Prevention: If a test is flaky, tell agents to skip it until the environment is fixed.
8. “Skills are outdated or wrong”
What happened: A skill file in .ai-team/skills/ contains outdated information. Agents are following bad advice.
Solution: Edit or delete the skill file.
# Edit the skill
code .ai-team/skills/auth-rate-limiting.md
# Or delete it
rm .ai-team/skills/auth-rate-limiting.md
git add .ai-team/skills/
git commit -m "Remove outdated auth rate limiting skill"
Prevention: Review skills periodically. If your patterns change, update the skills.
9. “Decisions.md is a mess”
What happened: .ai-team/decisions.md has 200 entries and it’s hard to find anything.

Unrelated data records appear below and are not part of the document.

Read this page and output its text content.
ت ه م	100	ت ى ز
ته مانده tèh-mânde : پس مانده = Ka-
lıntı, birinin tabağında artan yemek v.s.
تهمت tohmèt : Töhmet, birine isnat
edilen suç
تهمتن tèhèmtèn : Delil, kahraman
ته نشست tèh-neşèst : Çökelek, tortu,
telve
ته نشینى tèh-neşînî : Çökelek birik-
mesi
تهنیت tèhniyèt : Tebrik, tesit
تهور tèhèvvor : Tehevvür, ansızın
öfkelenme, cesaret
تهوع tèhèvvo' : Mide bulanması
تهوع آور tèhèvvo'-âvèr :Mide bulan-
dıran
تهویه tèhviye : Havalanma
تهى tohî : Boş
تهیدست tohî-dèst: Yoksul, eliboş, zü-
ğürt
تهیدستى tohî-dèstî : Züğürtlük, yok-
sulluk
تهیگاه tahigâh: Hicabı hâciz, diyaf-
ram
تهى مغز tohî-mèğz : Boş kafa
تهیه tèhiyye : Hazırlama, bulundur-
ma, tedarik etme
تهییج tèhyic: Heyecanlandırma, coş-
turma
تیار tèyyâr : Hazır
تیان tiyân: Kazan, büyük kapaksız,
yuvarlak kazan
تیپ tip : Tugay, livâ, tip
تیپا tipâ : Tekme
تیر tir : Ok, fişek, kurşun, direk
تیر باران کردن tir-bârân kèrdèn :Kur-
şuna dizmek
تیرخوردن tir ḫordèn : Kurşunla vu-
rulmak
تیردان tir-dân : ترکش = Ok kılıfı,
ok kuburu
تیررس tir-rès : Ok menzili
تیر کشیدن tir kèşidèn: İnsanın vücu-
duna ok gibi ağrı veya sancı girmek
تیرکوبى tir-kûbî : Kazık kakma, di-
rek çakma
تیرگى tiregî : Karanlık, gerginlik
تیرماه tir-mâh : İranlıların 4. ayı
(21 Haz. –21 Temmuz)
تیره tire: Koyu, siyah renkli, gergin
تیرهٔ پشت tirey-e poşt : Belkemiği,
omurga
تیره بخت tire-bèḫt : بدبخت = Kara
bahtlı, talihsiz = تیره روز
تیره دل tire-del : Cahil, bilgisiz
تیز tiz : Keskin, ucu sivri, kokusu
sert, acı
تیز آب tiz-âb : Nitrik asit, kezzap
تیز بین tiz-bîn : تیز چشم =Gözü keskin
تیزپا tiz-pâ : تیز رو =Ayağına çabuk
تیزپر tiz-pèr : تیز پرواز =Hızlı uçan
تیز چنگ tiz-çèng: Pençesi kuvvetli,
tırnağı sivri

Solution: Archive old decisions.
> Scribe, archive decisions older than 3 months. Move them to
> .ai-team/decisions-archive.md.
📋 Scribe — archiving old decisions
Moved 87 decisions older than 2025-04-01 to decisions-archive.md.
decisions.md now contains only recent decisions.
Agents still have access to archived decisions if they need them, but the main file is cleaner.
Prevention: Periodically archive old decisions. Keep decisions.md focused on recent, relevant choices.
10. “I can’t tell which agent did what”
What happened: Multiple agents worked on the same feature, and the commit history is tangled.
Solution: Check agent histories.
> Show me Neo's history for the last session.
🏗️ Neo — session history 2025-07-15
Tasks:
- Reviewed architecture for the payment feature
- Rejected Morpheus's first implementation (missing validation)
- Approved Morpheus's second implementation
Decisions made:
- Use Stripe Checkout instead of raw Payment Intents
- Store payment metadata in the orders table
Each agent logs what they did in their history.md.
Prevention: Agents automatically log their work. You don’t have to do anything.
Tips
.ai-team/is in Git. If you delete it, restore from Git. If it’s uncommitted, it’s gone.- Code review catches bad agent code. Use the Lead to review before merging.
- Override bad decisions with directives. If an agent made the wrong call, tell the team the correct one.
- Archive confused histories. If a session went badly, archive the learnings so agents forget.
- Upgrades don’t touch
.ai-team/. Your team’s knowledge is safe across upgrades. - Edit skill files directly. They’re just markdown. If a skill is wrong, fix it or delete it.
- Agent histories are the audit log. Check them to see what each agent did.